The Corner


Will Combining Purdue and Kaplan Improve Higher Education?

Mitch Daniels was an excellent governor, keeping Indiana in the black and avoiding the ruinous spending and regulation that are dragging down many other states. After leaving office, he took over the presidency of Purdue University, which he has also been successfully managing. (One measure of that is the silence — we are not hearing about idiotic protests and craven administrative moves to pacify the SJW types at Purdue.)

Now Daniels has done something really outside the norm for college presidents — he arranged a deal to purchase online, for-profit, Kaplan University. In today’s Martin Center article, Jane Shaw examines the deal and its possible implications.

One big result will be that students who pursue their degrees through the old Kaplan (for now called “NewU”) will be able to get undergraduate degrees for about half the cost that students who go to Purdue will face. How will that affect the traditional Purdue, especially the faculty? Nobody really knows.
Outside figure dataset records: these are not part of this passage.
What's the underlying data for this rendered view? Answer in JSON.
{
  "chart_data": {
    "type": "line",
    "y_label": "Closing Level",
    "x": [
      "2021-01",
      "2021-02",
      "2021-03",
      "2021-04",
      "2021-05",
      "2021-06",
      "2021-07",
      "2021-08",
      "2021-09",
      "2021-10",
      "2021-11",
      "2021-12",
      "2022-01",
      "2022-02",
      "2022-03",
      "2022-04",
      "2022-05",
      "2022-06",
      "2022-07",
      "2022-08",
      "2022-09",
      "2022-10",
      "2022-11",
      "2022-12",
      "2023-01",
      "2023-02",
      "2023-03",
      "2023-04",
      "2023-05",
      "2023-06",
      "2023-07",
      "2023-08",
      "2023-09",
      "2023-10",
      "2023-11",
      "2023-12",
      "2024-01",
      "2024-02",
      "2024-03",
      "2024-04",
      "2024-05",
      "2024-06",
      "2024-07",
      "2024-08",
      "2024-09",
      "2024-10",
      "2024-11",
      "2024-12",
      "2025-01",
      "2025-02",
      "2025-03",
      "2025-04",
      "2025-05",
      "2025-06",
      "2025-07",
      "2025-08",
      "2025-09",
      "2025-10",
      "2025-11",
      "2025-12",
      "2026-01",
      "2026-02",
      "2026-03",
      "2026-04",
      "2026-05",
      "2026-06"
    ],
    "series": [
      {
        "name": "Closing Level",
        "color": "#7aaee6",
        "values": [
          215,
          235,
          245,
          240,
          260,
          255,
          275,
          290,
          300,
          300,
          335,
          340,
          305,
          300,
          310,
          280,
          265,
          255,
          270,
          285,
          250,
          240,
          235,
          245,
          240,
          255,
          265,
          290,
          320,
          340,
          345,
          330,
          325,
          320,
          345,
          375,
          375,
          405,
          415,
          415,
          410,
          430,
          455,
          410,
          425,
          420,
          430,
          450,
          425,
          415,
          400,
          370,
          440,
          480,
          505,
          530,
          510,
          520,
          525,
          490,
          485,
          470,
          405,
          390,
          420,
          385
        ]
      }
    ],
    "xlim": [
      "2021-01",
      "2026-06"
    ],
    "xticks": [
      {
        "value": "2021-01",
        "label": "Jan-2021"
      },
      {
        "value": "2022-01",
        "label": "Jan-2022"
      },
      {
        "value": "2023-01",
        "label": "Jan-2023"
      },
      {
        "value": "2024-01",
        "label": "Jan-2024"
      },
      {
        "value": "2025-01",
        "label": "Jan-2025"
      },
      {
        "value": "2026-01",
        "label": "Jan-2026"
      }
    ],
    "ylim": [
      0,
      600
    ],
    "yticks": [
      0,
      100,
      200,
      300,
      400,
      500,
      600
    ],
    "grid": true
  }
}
It seems, however, that the deal will probably cause some distress for Purdue faculty, judged by the reaction of the AAUP. Shaw notes that it has gone to DEFCON 5 over the deal, declaring that it must be stopped because it’s supposedly terrible to mix nonprofit and for-profit education. That’s utter baloney, but the AAUP is sure to pull out all the stops in trying to prevent NewU from getting off the ground.

If this venture succeeds, it will, Shaw writes, “send shock waves through academia.” Let’s hope it does, because nothing in America more needs to receive some shock waves than our higher-education system.

George Leef is the the director of editorial content at the James G. Martin Center for Academic Renewal.